Fiji's PM called him a "bully" while Kiribati's former president Anote Tong claimed "China is now the lesser evil compared to Australia".

While these issues are fraught with diplomatic pitfalls, there are simpler ways Australia can strengthen ties with its Pacific neighbours.

Almost every day in Port Vila, Vanuatu, Australian container ships arrive full of Australian produce for supermarkets, hardware stores and other shops. These same ships then return to Australia largely empty of any island produce. The trade is almost all one-way.

For islanders, trade is not just about business but about relationships and culture. Perhaps the PM could take the heads of Coles and Woolworths on his next trip to help place one trade item from each neighbouring Pacific country into their supply chains. Australia could buy PNG coffee, Solomons tuna, Vanuatu kava and Fijian sugar.

How about creating a Pacific Village in Brisbane and Sydney, with peppercorn rents so they have a focal point to bring in produce at wholesale prices for national distribution just as Chinatowns do in each city?

At the same time, a stream of Australian tourists arrive at Port Vila airport getting visas on arrival, while a small straggle of Pacific islanders goes the other way, arriving at Australian airports having completed onerous and costly visa applications just to visit.

What kind of family demands you get a visa before visiting? This scene is replicated across the Pacific islands.

It is just one way in which Australia's Pacific "step up" is missing the most important and obvious elements – policy that actually embraces our neighbours at a time when they now have alternatives.

By contrast, China wants to buy almost anything the Pacific produces and gives its citizens visas on arrival, as does much of Europe.

Morrison has been putting in "face time" and engaging leaders in a way no Australian PM has done before, having understood the Pacific is a region which operates on personal relationships, not ideology.

But in calling our Pacific neighbours "family" as the Morrison government does, the question is also being asked by islanders: "What kind of family demands you get a visa before visiting?"

According to the most recent immigration statistics, nearly 10,000 Malaysians were recorded as having overstayed visas in 2016-17, together with 6500 Chinese nationals and 5170 from the United States, yet there has been no change to their visa requirements.

More than 40 countries get a visa exemption when visiting Australia, but none of our Pacific neighbours do.

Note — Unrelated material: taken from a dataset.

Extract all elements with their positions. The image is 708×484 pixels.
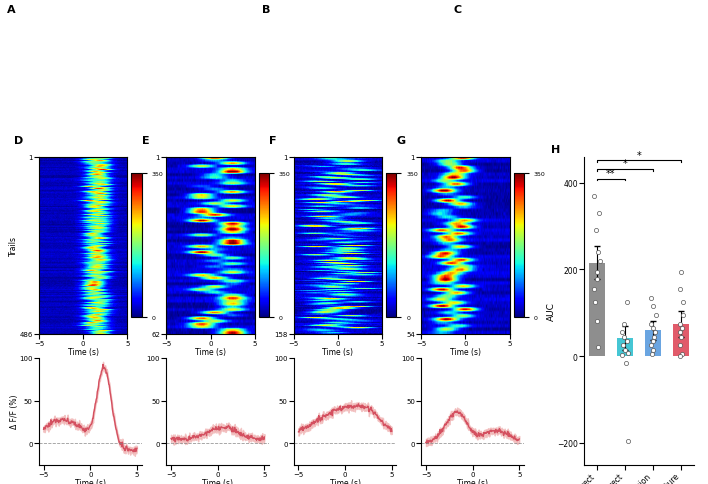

It seems our Home Affairs Department remains terrified that a few islanders might overstay if we relaxed visa requirements.

They mainly want to visit relatives and have a holiday, or do seasonal work or maybe study and then go home.

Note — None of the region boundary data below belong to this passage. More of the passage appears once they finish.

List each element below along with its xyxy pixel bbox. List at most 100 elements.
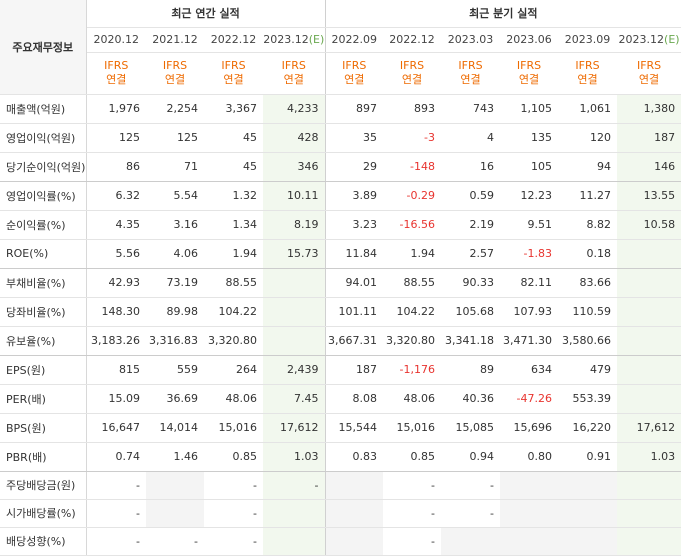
period-label: 2022.09 bbox=[331, 33, 378, 46]
table-cell: 16,220 bbox=[558, 413, 618, 443]
row-label: 유보율(%) bbox=[0, 326, 87, 356]
table-cell: 110.59 bbox=[558, 297, 618, 327]
table-cell: 0.80 bbox=[500, 442, 559, 472]
table-cell bbox=[263, 527, 326, 556]
table-cell: 0.85 bbox=[383, 442, 442, 472]
table-cell: 479 bbox=[558, 355, 618, 385]
table-cell: 815 bbox=[86, 355, 146, 385]
table-cell bbox=[558, 527, 618, 556]
table-cell: -1,176 bbox=[383, 355, 442, 385]
table-row: EPS(원) 815 559 264 2,439 187 -1,176 89 634 479 bbox=[0, 355, 681, 385]
corner-label: 주요재무정보 bbox=[0, 0, 87, 95]
table-row: 영업이익률(%) 6.32 5.54 1.32 10.11 3.89 -0.29 0.59 12… bbox=[0, 181, 681, 211]
table-cell: 86 bbox=[86, 152, 146, 182]
table-cell: 88.55 bbox=[383, 268, 442, 298]
table-cell: 1.46 bbox=[146, 442, 204, 472]
table-cell: 346 bbox=[263, 152, 326, 182]
row-label: 주당배당금(원) bbox=[0, 471, 87, 500]
ifrs-label: IFRS 연결 bbox=[500, 52, 559, 95]
table-cell: 8.19 bbox=[263, 210, 326, 240]
estimate-badge: (E) bbox=[308, 33, 325, 46]
table-cell bbox=[325, 499, 384, 528]
table-row: BPS(원) 16,647 14,014 15,016 17,612 15,544 15,0… bbox=[0, 413, 681, 443]
row-label: 순이익률(%) bbox=[0, 210, 87, 240]
table-cell: 94.01 bbox=[325, 268, 384, 298]
period-header: 2023.06 bbox=[500, 27, 559, 53]
table-cell: 83.66 bbox=[558, 268, 618, 298]
table-cell bbox=[263, 499, 326, 528]
table-cell: 1,976 bbox=[86, 94, 146, 124]
table-cell: - bbox=[383, 471, 442, 500]
table-cell: 187 bbox=[617, 123, 681, 153]
table-cell: 3.23 bbox=[325, 210, 384, 240]
table-row: 부채비율(%) 42.93 73.19 88.55 94.01 88.55 90.33 82.… bbox=[0, 268, 681, 298]
table-cell: 8.08 bbox=[325, 384, 384, 414]
table-cell: 1.03 bbox=[617, 442, 681, 472]
table-cell: -16.56 bbox=[383, 210, 442, 240]
ifrs-label: IFRS 연결 bbox=[325, 52, 384, 95]
table-cell: 73.19 bbox=[146, 268, 204, 298]
table-cell: -148 bbox=[383, 152, 442, 182]
table-cell: 48.06 bbox=[204, 384, 263, 414]
table-cell: 148.30 bbox=[86, 297, 146, 327]
period-header: 2023.12(E) bbox=[617, 27, 681, 53]
table-cell: 45 bbox=[204, 152, 263, 182]
table-cell bbox=[441, 527, 501, 556]
table-cell: 1.34 bbox=[204, 210, 263, 240]
period-header: 2023.12(E) bbox=[263, 27, 326, 53]
table-cell bbox=[558, 499, 618, 528]
table-row: PBR(배) 0.74 1.46 0.85 1.03 0.83 0.85 0.94 0.80 0.… bbox=[0, 442, 681, 472]
row-label: PER(배) bbox=[0, 384, 87, 414]
row-label: ROE(%) bbox=[0, 239, 87, 269]
ifrs-label: IFRS 연결 bbox=[441, 52, 501, 95]
table-cell: 90.33 bbox=[441, 268, 501, 298]
table-cell: 0.74 bbox=[86, 442, 146, 472]
table-cell: - bbox=[204, 499, 263, 528]
table-cell bbox=[617, 499, 681, 528]
period-header: 2023.03 bbox=[441, 27, 501, 53]
table-cell: 10.58 bbox=[617, 210, 681, 240]
table-cell: - bbox=[383, 499, 442, 528]
table-cell: 1.94 bbox=[204, 239, 263, 269]
row-label: EPS(원) bbox=[0, 355, 87, 385]
table-cell: 4.06 bbox=[146, 239, 204, 269]
row-label: 당좌비율(%) bbox=[0, 297, 87, 327]
table-cell: 1.03 bbox=[263, 442, 326, 472]
period-header: 2023.09 bbox=[558, 27, 618, 53]
table-cell: 2.19 bbox=[441, 210, 501, 240]
quarter-group-header: 최근 분기 실적 bbox=[325, 0, 681, 28]
table-cell: 12.23 bbox=[500, 181, 559, 211]
table-cell bbox=[617, 268, 681, 298]
table-cell bbox=[617, 239, 681, 269]
table-cell: 11.27 bbox=[558, 181, 618, 211]
table-cell: 89.98 bbox=[146, 297, 204, 327]
table-cell bbox=[500, 527, 559, 556]
table-cell: 82.11 bbox=[500, 268, 559, 298]
table-cell: 135 bbox=[500, 123, 559, 153]
table-cell: 35 bbox=[325, 123, 384, 153]
table-cell: 559 bbox=[146, 355, 204, 385]
table-cell: - bbox=[383, 527, 442, 556]
table-cell: 3,316.83 bbox=[146, 326, 204, 356]
table-cell: 7.45 bbox=[263, 384, 326, 414]
table-cell: 3,341.18 bbox=[441, 326, 501, 356]
period-header-row: 2020.12 2021.12 2022.12 2023.12(E) 2022.09 20… bbox=[0, 27, 681, 53]
table-row: 순이익률(%) 4.35 3.16 1.34 8.19 3.23 -16.56 2.19 9.5… bbox=[0, 210, 681, 240]
table-cell: 3,667.31 bbox=[325, 326, 384, 356]
table-cell bbox=[263, 297, 326, 327]
table-cell: 3.16 bbox=[146, 210, 204, 240]
table-cell: 29 bbox=[325, 152, 384, 182]
table-cell: -47.26 bbox=[500, 384, 559, 414]
table-cell: 3,183.26 bbox=[86, 326, 146, 356]
period-label: 2023.12 bbox=[263, 33, 309, 46]
period-label: 2022.12 bbox=[389, 33, 435, 46]
table-cell: 125 bbox=[146, 123, 204, 153]
table-cell: 0.91 bbox=[558, 442, 618, 472]
table-cell: 17,612 bbox=[263, 413, 326, 443]
period-header: 2022.12 bbox=[204, 27, 263, 53]
table-row: 매출액(억원) 1,976 2,254 3,367 4,233 897 893 743 1,10… bbox=[0, 94, 681, 124]
table-cell: 0.59 bbox=[441, 181, 501, 211]
table-cell: 187 bbox=[325, 355, 384, 385]
table-cell bbox=[146, 499, 204, 528]
table-cell: 2.57 bbox=[441, 239, 501, 269]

When asked if Australia was considering relaxing visa requirements as part of its Pacific Step-Up, a spokesperson for the Department of Home Affairs said: "Australia operates two temporary Pacific labour mobility programs, that help fill labour shortages in Australia and provide additional opportunities for workers to earn income and develop skills.

"Savings and remittances from Australia's labour mobility initiatives pay for housing, education and support communities in Pacific island countries and Timor-Leste."

Polynesians have access to Australia through the back door via New Zealand and Micronesians can all live and work in America, but Melanesians are afforded no such opportunities with Australia, apart from a nascent (and valued) seasonal labour scheme.

Our Melanesian neighbours can travel visa-free across Asia and Europe but not, it seems, to their "family" friend Australia.Australia, which has no voice in the region because of Coalition government cuts to the ABC, is losing the Pacific. It is losing it because its immigration policies remain discriminatory, it is not buying enough of their stuff and it is not acting on their stated security concerns.

And Australia keeps telling them they should be worried about China.

[Ben Bohane is an Australian journalist based in Vanuatu with 25 years' experience covering Pacific nations, including Bougainville's civil war.]